Hey Mistral users, what kind of throughput are you getting with CT2 ?
96-181 toks/s on an RTX 3090 with CT2 (so obviously 8-bit quantised). 8 toks/s on Intel i7-8700
Hi @vince62s, Just wanted to confirm -
Can we convert the Mistral huggingface awq model or onmt-awq model to CT2? Is it possible to do 4-bit quantization with CT2?
no, not at the moment, only int8 quantization.
96-181 toks/s on an RTX 3090 with CT2 (so obviously 8-bit quantised). 8 toks/s on Intel i7-8700
but batch_size 1, right ?
Yeap, just 1.
This is the speed that I am getting on berkeley-nest/Starling-LM-7B-alpha model quantized with int8_bfloat16 on 4090 -
batch_size | max_seq_len | overall_time | token_speed |
---|---|---|---|
60 | 256 | 6.8 | 2145 |
60 | 512 | 18.1 | 1436 |
40 | 1024 | 34.6 | 867 |
This is the script that I am using -
import ctranslate2
import transformers
import time
generator = ctranslate2.Generator("../c2/starling-lm-7b-alpha/", device='cuda')
tokenizer = transformers.AutoTokenizer.from_pretrained("berkeley-nest/Starling-LM-7B-alpha")
with open('prompts100.txt', 'r') as file:
lines = file.readlines()
prompts = [line.strip() for line in lines]
prompt_tokens = [tokenizer.convert_ids_to_tokens(tokenizer.encode(prompt)) for prompt in prompts]
def execute_prompt(prompt_tokens):
batch_size = 60
pt= prompt_tokens[:batch_size]
results = generator.generate_batch(pt, max_length=512, sampling_topk=1, include_prompt_in_result=False, sampling_temperature=0)
counts = [len(result.sequences_ids[0]) for result in results]
outputs = [tokenizer.decode(result.sequences_ids[0]) for result in results]
return outputs, counts
start_time = time.time()
outputs, counts = execute_prompt(prompt_tokens)
end_time = time.time()
time_taken = end_time - start_time
print(f"Time taken for 60 prompts in 4090: {time_taken} seconds")
print(f"Token gen per second: {sum(counts)/time_taken}")
print(counts)
And I am not able to convert the same model to CT2 with 8bit quantization, getting the following error -
File "/home/kd/anaconda3/envs/hf2/lib/python3.12/site-packages/ctranslate2/converters/transformers.py", line 1470, in set_decoder
print(layer.self_attn.q_proj.qweight.shape)
^^^^^^^^^^^^^^^^^^^^^^^^^^^^^^
File "/home/kd/anaconda3/envs/hf2/lib/python3.12/site-packages/torch/nn/modules/module.py", line 1688, in __getattr__
raise AttributeError(f"'{type(self).__name__}' object has no attribute '{name}'")
AttributeError: 'Linear' object has no attribute 'qweight'. Did you mean: 'weight'?
Which version of pytorch are you using?
Which version of pytorch are you using?
@BBC-Esq torch - 2.3.0.dev20240119+cu121
I see in the traceback taht you're using python 3.12? Pytorch doesn't support python 3.12 last time I checked...
Hi @vince62s, Just wanted to confirm -
1. Can we convert the Mistral huggingface awq model or onmt-awq model to CT2? 2. Is it possible to do 4-bit quantization with CT2?

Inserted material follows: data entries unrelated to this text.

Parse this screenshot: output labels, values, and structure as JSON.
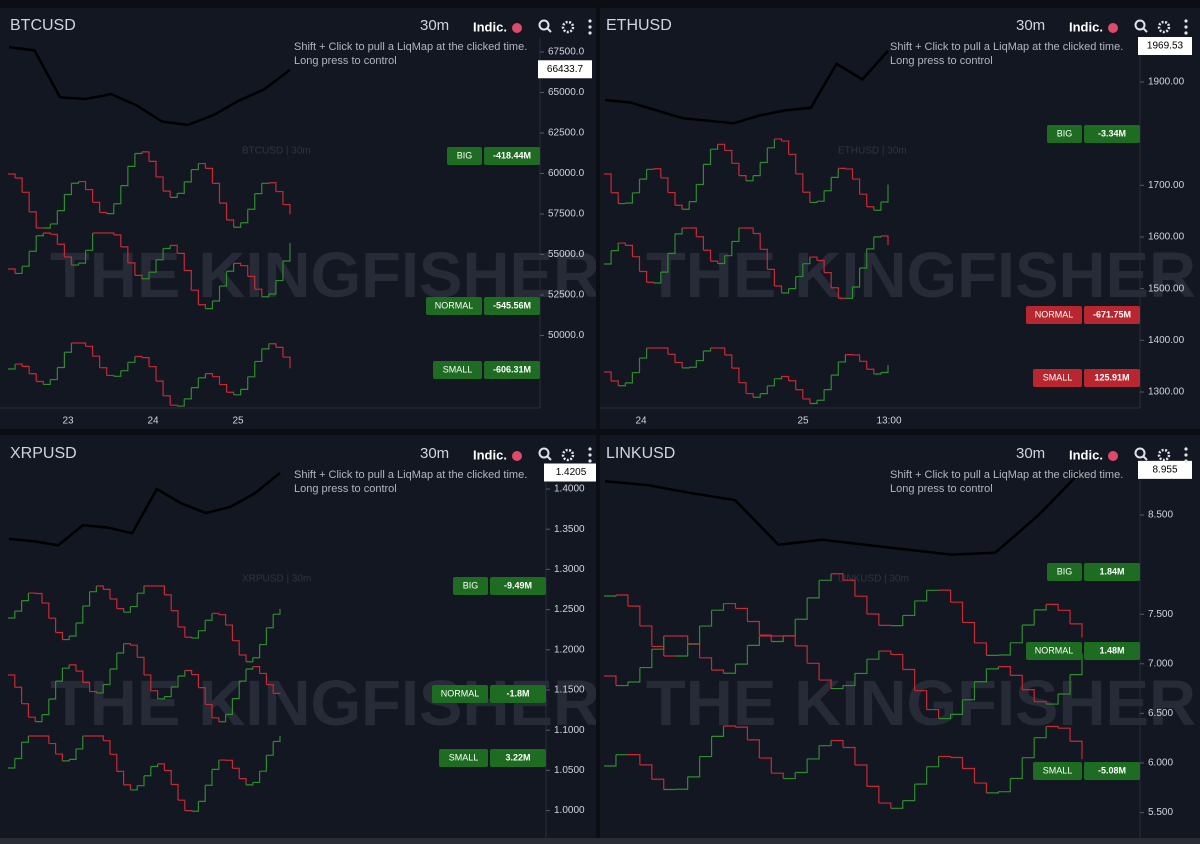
{
  "panels": [
    {
      "symbol": "BTCUSD",
      "timeframe": "30m",
      "indicator": "Indic.",
      "hint": [
        "Shift + Click to pull a LiqMap at the clicked time.",
        "Long press to control"
      ],
      "watermark": "THE KINGFISHER",
      "series_label": "BTCUSD | 30m",
      "price": {
        "values": [
          67800,
          67600,
          64700,
          64600,
          64900,
          64200,
          63200,
          63000,
          63600,
          64500,
          65200,
          66400
        ],
        "color": "#000000"
      },
      "price_label": "66433.7",
      "price_value": 66433.7,
      "ylim": [
        45525,
        68364
      ],
      "yticks": [
        {
          "value": 67500,
          "label": "67500.0"
        },
        {
          "value": 65000,
          "label": "65000.0"
        },
        {
          "value": 62500,
          "label": "62500.0"
        },
        {
          "value": 60000,
          "label": "60000.0"
        },
        {
          "value": 57500,
          "label": "57500.0"
        },
        {
          "value": 55000,
          "label": "55000.0"
        },
        {
          "value": 52500,
          "label": "52500.0"
        },
        {
          "value": 50000,
          "label": "50000.0"
        }
      ],
      "x_labels": [
        "23",
        "24",
        "25"
      ],
      "levels": [
        {
          "name": "BIG",
          "value": "-418.44M",
          "color": "#1e6b22"
        },
        {
          "name": "NORMAL",
          "value": "-545.56M",
          "color": "#1e6b22"
        },
        {
          "name": "SMALL",
          "value": "-606.31M",
          "color": "#1e6b22"
        }
      ]
    },
    {
      "symbol": "ETHUSD",
      "timeframe": "30m",
      "indicator": "Indic.",
      "hint": [
        "Shift + Click to pull a LiqMap at the clicked time.",
        "Long press to control"
      ],
      "watermark": "THE KINGFISHER",
      "series_label": "ETHUSD | 30m",
      "price": {
        "values": [
          1865,
          1860,
          1845,
          1830,
          1825,
          1820,
          1835,
          1845,
          1850,
          1935,
          1905,
          1960
        ],
        "color": "#000000"
      },
      "price_label": "1969.53",
      "price_value": 1969.53,
      "ylim": [
        1269,
        1985
      ],
      "yticks": [
        {
          "value": 1900,
          "label": "1900.00"
        },
        {
          "value": 1700,
          "label": "1700.00"
        },
        {
          "value": 1600,
          "label": "1600.00"
        },
        {
          "value": 1500,
          "label": "1500.00"
        },
        {
          "value": 1400,
          "label": "1400.00"
        },
        {
          "value": 1300,
          "label": "1300.00"
        }
      ],
      "x_labels": [
        "24",
        "25",
        "13:00"
      ],
      "levels": [
        {
          "name": "BIG",
          "value": "-3.34M",
          "color": "#1e6b22"
        },
        {
          "name": "NORMAL",
          "value": "-671.75M",
          "color": "#b8262f"
        },
        {
          "name": "SMALL",
          "value": "125.91M",
          "color": "#b8262f"
        }
      ]
    },
    {
      "symbol": "XRPUSD",
      "timeframe": "30m",
      "indicator": "Indic.",
      "hint": [
        "Shift + Click to pull a LiqMap at the clicked time.",
        "Long press to control"
      ],
      "watermark": "THE KINGFISHER",
      "series_label": "XRPUSD | 30m",
      "price": {
        "values": [
          1.338,
          1.335,
          1.33,
          1.355,
          1.352,
          1.345,
          1.4,
          1.382,
          1.37,
          1.378,
          1.395,
          1.42
        ],
        "color": "#000000"
      },
      "price_label": "1.4205",
      "price_value": 1.4205,
      "ylim": [
        0.9684,
        1.4286
      ],
      "yticks": [
        {
          "value": 1.4,
          "label": "1.4000"
        },
        {
          "value": 1.35,
          "label": "1.3500"
        },
        {
          "value": 1.3,
          "label": "1.3000"
        },
        {
          "value": 1.25,
          "label": "1.2500"
        },
        {
          "value": 1.2,
          "label": "1.2000"
        },
        {
          "value": 1.15,
          "label": "1.1500"
        },
        {
          "value": 1.1,
          "label": "1.1000"
        },
        {
          "value": 1.05,
          "label": "1.0500"
        },
        {
          "value": 1,
          "label": "1.0000"
        }
      ],
      "x_labels": [],
      "levels": [
        {
          "name": "BIG",
          "value": "-9.49M",
          "color": "#1e6b22"
        },
        {
          "name": "NORMAL",
          "value": "-1.8M",
          "color": "#1e6b22"
        },
        {
          "name": "SMALL",
          "value": "3.22M",
          "color": "#1e6b22"
        }
      ]
    },
    {
      "symbol": "LINKUSD",
      "timeframe": "30m",
      "indicator": "Indic.",
      "hint": [
        "Shift + Click to pull a LiqMap at the clicked time.",
        "Long press to control"
      ],
      "watermark": "THE KINGFISHER",
      "series_label": "LINKUSD | 30m",
      "price": {
        "values": [
          8.84,
          8.8,
          8.72,
          8.65,
          8.2,
          8.25,
          8.2,
          8.15,
          8.1,
          8.12,
          8.5,
          8.95
        ],
        "color": "#000000"
      },
      "price_label": "8.955",
      "price_value": 8.955,
      "ylim": [
        5.264,
        8.994
      ],
      "yticks": [
        {
          "value": 8.5,
          "label": "8.500"
        },
        {
          "value": 7.5,
          "label": "7.500"
        },
        {
          "value": 7,
          "label": "7.000"
        },
        {
          "value": 6.5,
          "label": "6.500"
        },
        {
          "value": 6,
          "label": "6.000"
        },
        {
          "value": 5.5,
          "label": "5.500"
        }
      ],
      "x_labels": [],
      "levels": [
        {
          "name": "BIG",
          "value": "1.84M",
          "color": "#1e6b22"
        },
        {
          "name": "NORMAL",
          "value": "1.48M",
          "color": "#1e6b22"
        },
        {
          "name": "SMALL",
          "value": "-5.08M",
          "color": "#1e6b22"
        }
      ]
    }
  ]
}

Hey Mistral users, what kind of throughput are you getting with CT2 ? replicating this blog post: https://modal.com/docs/examples/vllm_inference I am getting close to 2500 tok/sec with a 4-bit quantized model on OpenNMT-py, batch_size 60 here it is: https://huggingface.co/OpenNMT/Mistral-7B-v0.2-instruct-onmt-awq-gemm
If I remember correctly, guillikan said awhile ago that it'd require "cutlass" to do 4-bit...
Hi,
Would it be possible to add support for "mistralai/Mistral-7B-Instruct-v0.1" model?